Las molestas moscas hogareñas

En una calurosa noche de verano, al abrir las ventanas, es muy probable que aparezca un insecto que seguramente llevará sobre su cuerpo unos cuantos miles de bacterias, que dejará caer sobre el suelo de la cocina, sobre la mesa, sobre las ollas y sobre todos los elementos que encuentre a su paso. Es uno de los seres voladores más ágiles del reino animal, aunque fue el penúl­timo en desarrollar esta aptitud, después del escarabajo (300 millo­nes de años a.C.), el pterosaurio (150 millones de años a.C.) y las aves (130 millones de años a.C.), y sólo antes del murciélago (15 millones de años a.C.). Lleva giroscopios incorporados, resortes que le permiten desmontar sus alas, un tren de aterrizaje que le sirve de catapulta, e incluso puede fabricar su propio combustible de alto octanaje. Lo más impresionante es que este bicho, la mosca do­méstica, no contempla con sus gigantescos y protuberantes ojos el mismo mundo que un ser humano.
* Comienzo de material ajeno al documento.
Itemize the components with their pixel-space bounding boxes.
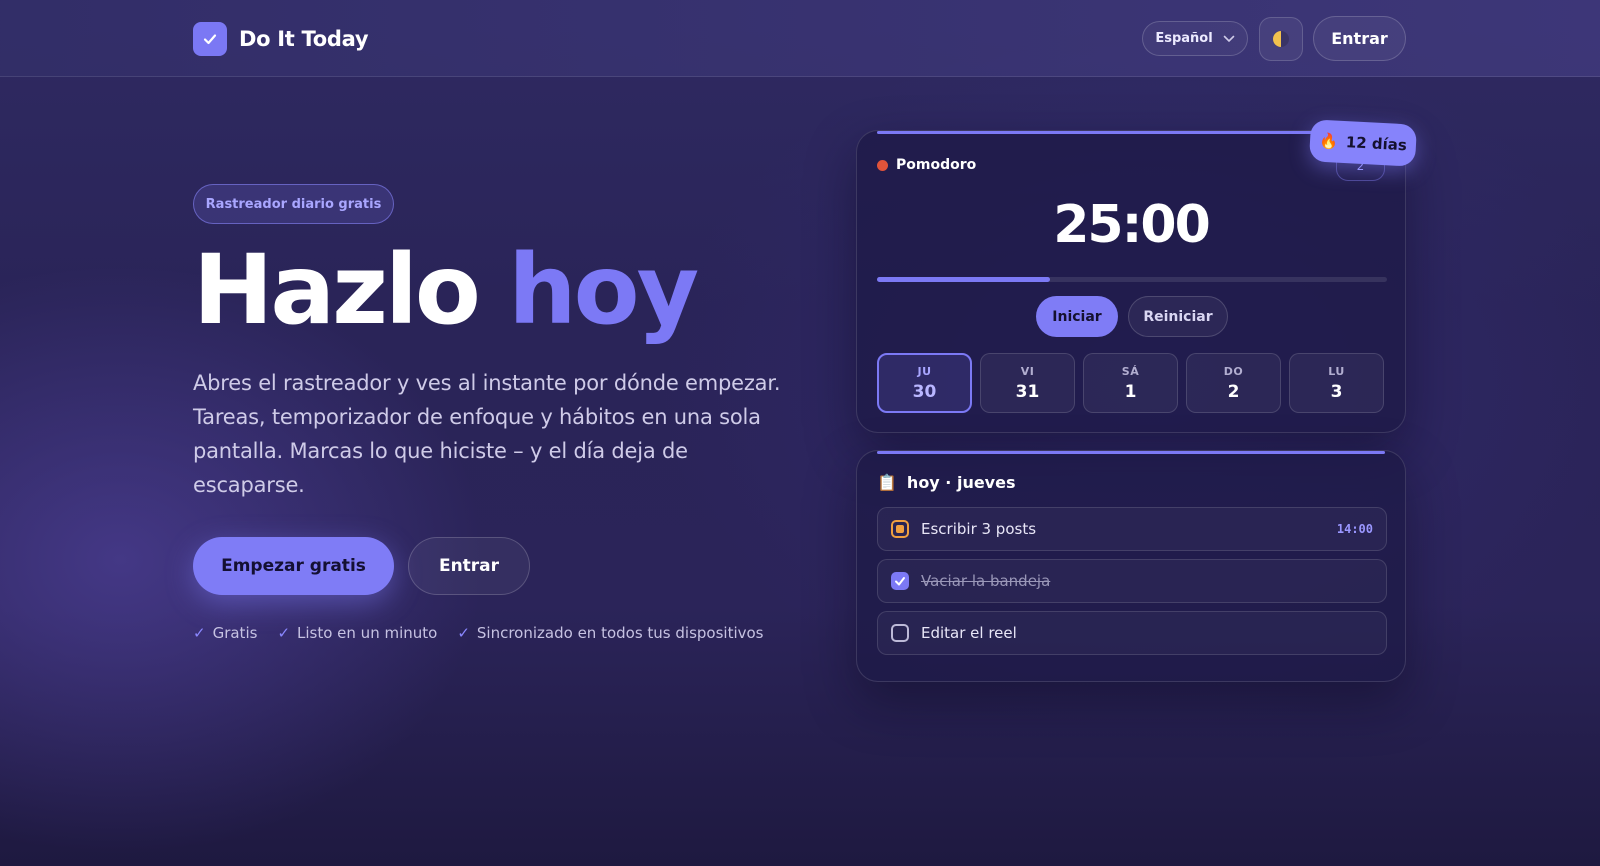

Para la mosca que se encuentra sobre la mesa de la cocina, fro­tando reflexivamente sus patas delanteras con objeto de limpiarlas, y regurgitando parte del sabroso y líquido excremento perruno que antes había lamido fuera de la casa, la iluminación de la cocina actúa de forma extraña. El artefacto lumínico brilla durante un rato, pero repentinamente, se apaga, dejando a la cocina y todo lo que hay en ella sumidos en la oscuridad durante un largo intervalo, hasta que, de forma repentina, vuelve a encenderse. El ser humano de la cocina, atareado con los preparativos para la cena, no es cons­ciente de estos destellos estroboscópicos. La razón es que un ser hu­mano sólo advierte que dos acontecimientos están separados, si entre ambos transcurre más de 1/20 de segundo. Así funciona el cine, que no es más que una serie de imágenes fijas proyectadas a una velocidad un poco mayor de 1/20 de segundo. Una mosca que asistiese a una proyección de una película no podría ser engañada de este modo, ya que su sistema nervioso funciona con tanta celeridad que puede detectar acontecimientos separados entre sí por un intervalo de sólo 1/200 de segundo. Esto convertiría la pro­yección de cualquier película en una tediosa serie de diapositivas, con largos intervalos de oscuridad mientras se pasa de una a otra imagen. Este fenómeno es el que se puede apreciar en una discoteca cuyas luces estroboscópicas des­tellasen lentamente, viendo a veces a los demás bailarines ilumina­dos en extrañas poses, y en otros momentos no viendo absoluta­mente nada.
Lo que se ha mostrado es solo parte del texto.